Independent technology analyst Carmi Levy said the Fairfax consortium "stands a better chance than most of keeping the bulk of the BlackBerry's assets together instead of selling them off for parts."
"As the largest BlackBerry shareholder … Fairfax was buying more shares when everyone else was heading for the exits: a clear sign that the holding company values and appreciates the company it wants to acquire," Levy said. "Fairfax has traditionally not been a buy-and-break-up holding company, anyway, instead choosing to identify and invest in value."
Misek said BlackBerry should focus on its services business.
"Job number one is shut down as much of the handset business as possible. Refocus, retool on services. Make sure you're the number one mobile device management provider, cloud provider for Android and iPhone and mobile devices globally," he said.
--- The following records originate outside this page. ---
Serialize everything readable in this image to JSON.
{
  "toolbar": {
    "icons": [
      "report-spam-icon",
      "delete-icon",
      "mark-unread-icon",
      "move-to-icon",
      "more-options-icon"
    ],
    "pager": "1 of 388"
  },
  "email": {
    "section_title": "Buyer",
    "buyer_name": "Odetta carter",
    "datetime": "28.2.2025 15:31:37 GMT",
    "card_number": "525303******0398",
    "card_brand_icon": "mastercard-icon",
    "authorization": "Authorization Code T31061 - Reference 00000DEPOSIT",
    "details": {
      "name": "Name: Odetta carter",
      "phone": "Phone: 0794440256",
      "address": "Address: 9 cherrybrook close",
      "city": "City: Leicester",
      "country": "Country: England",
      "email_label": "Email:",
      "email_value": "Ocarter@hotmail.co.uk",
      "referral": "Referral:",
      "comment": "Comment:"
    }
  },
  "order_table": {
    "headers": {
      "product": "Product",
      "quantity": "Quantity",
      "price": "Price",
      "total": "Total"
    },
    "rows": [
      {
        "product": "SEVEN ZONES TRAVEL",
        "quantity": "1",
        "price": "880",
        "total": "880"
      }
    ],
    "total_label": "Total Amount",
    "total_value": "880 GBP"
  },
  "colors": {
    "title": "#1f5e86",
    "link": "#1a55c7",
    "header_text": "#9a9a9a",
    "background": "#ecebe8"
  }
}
Levy called the company's handset division an "albatross around the rest of the company's neck."
BlackBerry's software, services, global secure network and related encryption technology, and its intellectual property stockpile are "highly desirable assets that could be worth more than the sum of their parts as long as they are retained as a cohesive unit," he said.
"It may be difficult to see the value of BlackBerry's remaining superstar-level assets simply because we've been conditioned by years of negative headlines," he told CBC News.
"But those headlines focused on one consumer-facing aspect of the business. The other profitable units toiled away in anonymity while investors focused on the fading consumer handset operation."
BlackBerry's fortunes over the years have been well-documented.
Started in 1984, Research in Motion, as the company was formerly called, launched its first BlackBerry device in 1999.
By 2007, the same year Apple unveiled its iPhone, Research in Motion had 10 million customers, and a $67-billion market capitalization — the highest on the Toronto Stock Exchange.
RIM's share price topped out in 2008 at $149.90, but has been decimated since then.
Misek says 2009 was the point when things went wrong for BlackBerry.
"The iPhone had been out for two years. BlackBerry had come up with its response and felt that its existing operations system was OK, that consumers did not want to surf internet on their mobile devices, that they did not want all these apps because the BlackBerry OS could not handle that."
"That was a grave mistake," he said.
Buying at discount
At $9 US a share, the Fairfax-led group could buy BlackBerry at a significant discount even to last week's share price. On Sept. 20, after BlackBerry issued its earnings warning, its share tumbled 16 per cent to $9.08.
On Monday, BlackBerry shares were unchanged.
The Fairfax consortium has six weeks to carry out its due diligence, during which time BlackBerry can solicit or negotiate other bids.
Reaction on stock market to the takeover bid was tepid, perhaps suggesting the market doesn't expect another bid to emerge. Some analysts have suggested Monday's bid is the only way shareholders are going to get a solution to their problems.